ツイッターとフェイスブックで異なる、ソーシャルメディアの運用
NHKが運用しているツイッターの公式アカウントは現在80以上ある。代表的なアカウントのひとつであるNHK広報局のアカウント「@NHK_PR」のフォロワー数はすでに40万人を超えている。常にマイペースなツイート、融通無碍なフォロワーとのやりとりに、思わずファンになった人も多いだろう。NHK内部でも、誰が担当者なのかほとんどの人が知らないという「@NHK_PR」の中の人に、ツイッターアカウントを運営するうえで心がけていることを聞いた。
「これだけ多くの方にフォローされるようになるとは思ってもいませんでしたので、ものすごく焦っています。だんだん規模が大きくなるにつれて、さまざまな立場のフォロワーさんも増えますので、どうしても表現が丸くなったり、誰にでも分かる言葉を選ぶようになったりしがちですが、あえて振れ幅のあるツイートを続けるように心がけています。ただ『品がない』といった厳しいご批判もありますので、まだまだ手探りの状態です。」
とはいえ、「NHKのアカウントがツイートしていたので、ためしに番組を見たら案外とおもしろかった」「NHKって堅苦しい放送局だと思っていたけれど、ツイートを見ていると、どうも堅苦しいだけじゃないようだ」といったうれしい反応もあるという。これからの運用については「ユルすぎず、堅すぎず、バランスのよいツイートを心がけたいです」とコメントしてくれた。

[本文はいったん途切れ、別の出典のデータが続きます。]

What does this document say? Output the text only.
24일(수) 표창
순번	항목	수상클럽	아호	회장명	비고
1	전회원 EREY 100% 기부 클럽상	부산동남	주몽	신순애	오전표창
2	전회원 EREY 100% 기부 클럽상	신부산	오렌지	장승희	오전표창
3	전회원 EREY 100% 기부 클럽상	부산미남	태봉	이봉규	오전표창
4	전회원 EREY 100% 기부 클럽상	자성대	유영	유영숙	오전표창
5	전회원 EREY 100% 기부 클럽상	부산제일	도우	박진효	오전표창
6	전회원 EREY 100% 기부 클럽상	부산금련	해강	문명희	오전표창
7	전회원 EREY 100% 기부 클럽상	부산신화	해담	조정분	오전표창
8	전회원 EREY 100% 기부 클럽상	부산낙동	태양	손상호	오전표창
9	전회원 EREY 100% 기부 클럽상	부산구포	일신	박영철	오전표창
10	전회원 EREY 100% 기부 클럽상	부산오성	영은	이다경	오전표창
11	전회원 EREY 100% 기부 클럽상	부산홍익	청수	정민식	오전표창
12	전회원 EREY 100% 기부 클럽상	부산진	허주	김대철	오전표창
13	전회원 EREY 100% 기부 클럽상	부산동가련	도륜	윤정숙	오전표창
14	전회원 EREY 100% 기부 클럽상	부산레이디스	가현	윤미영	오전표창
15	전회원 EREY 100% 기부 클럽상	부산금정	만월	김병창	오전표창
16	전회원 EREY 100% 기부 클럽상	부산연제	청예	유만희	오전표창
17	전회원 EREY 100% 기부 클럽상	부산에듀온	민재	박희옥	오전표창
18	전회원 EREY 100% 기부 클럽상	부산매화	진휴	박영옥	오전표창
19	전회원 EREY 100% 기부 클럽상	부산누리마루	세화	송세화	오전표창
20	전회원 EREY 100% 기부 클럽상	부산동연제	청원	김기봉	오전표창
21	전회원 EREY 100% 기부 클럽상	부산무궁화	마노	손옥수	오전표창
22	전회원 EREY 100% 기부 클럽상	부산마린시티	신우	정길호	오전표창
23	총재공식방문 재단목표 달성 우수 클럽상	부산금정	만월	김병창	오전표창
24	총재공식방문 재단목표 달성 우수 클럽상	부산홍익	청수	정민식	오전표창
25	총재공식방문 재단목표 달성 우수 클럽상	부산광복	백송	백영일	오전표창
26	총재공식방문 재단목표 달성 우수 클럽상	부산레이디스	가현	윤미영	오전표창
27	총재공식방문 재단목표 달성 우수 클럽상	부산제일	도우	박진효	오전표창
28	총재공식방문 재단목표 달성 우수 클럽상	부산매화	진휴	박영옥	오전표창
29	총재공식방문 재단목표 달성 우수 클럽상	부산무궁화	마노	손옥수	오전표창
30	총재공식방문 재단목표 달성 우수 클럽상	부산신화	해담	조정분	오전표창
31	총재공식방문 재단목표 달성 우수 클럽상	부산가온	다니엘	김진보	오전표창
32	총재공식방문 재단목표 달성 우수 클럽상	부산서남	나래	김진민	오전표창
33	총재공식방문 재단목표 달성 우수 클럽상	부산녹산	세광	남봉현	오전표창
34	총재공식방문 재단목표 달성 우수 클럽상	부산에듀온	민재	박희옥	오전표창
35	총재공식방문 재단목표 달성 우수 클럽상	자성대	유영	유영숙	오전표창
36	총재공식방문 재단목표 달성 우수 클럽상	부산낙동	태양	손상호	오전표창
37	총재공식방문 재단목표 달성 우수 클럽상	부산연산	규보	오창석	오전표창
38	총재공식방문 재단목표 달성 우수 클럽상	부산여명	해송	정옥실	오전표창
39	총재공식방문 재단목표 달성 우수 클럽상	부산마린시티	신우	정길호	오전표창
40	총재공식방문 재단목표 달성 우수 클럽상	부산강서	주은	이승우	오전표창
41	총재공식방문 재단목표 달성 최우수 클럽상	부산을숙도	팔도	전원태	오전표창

数多い公式アカウントの中にはフォロワー数がなかなか増えないものもある。特に地方放送局では、担当者の負担になる場合もある。今後は、運用状況を見ながら整理していくことも考えているという。
「フェイスブック編集部」を立ち上げて、英語版も開設
アカウントの多いツイッターに対して、フェイスブックで開設しているページはひとつだけ。フェイスブックはツイッターとは違い、長いテキストを載せたり、さまざまな表現が可能なため複数の番組を紹介できる。当面はNHKとして、ひとつのフェイスブックページを運営するかたちでやっていく。
また、フェイスブック運用については、提供する情報が偏らないように新たにフェイスブック用の「編集部」を設けて、デジタルサービス部を含む複数の部局で相談をしながら運用していく。また、今年の夏前には、英語版のフェイスブックページを開設する予定となっている。
アクセス解析とサイト改善
サイト運営においては、ページビューやユニークユーザー数、動画再生回数など、さまざまなデータを収集して改善していくことになるが、NHKではこうしたデータ分析についてはどのように取り組んでいるのだろうか。
「昨年(2011年)秋にログ収集の基準を変えて、新しいログ解析システムを導入しています。ログ収集の際に、検索サイトからのクローラーなどのアクセスを除外して算出するよう、23年度の途中から新しい基準でページビューを出しています。」(松村氏)

この新基準によるNHKオンラインのアクセス状況を聞いたところ、1月29~2月4日までの1週間のページビューは1億2200万PV。ユニークユーザー数で430万となっている(NHK調べ・新基準による計測)。
NHKオンライン上には何千という動画がある。しかし、ほとんど見てもらえないもの、再生はされたが途中で見るのをやめてしまったものなどさまざまだ。松村氏は「これからは動画についてもその効果を測定し、費用対効果をはかったうえで、視聴状況の把握について考えようとしているところ。このあたりはまだ模索中です」と説明する。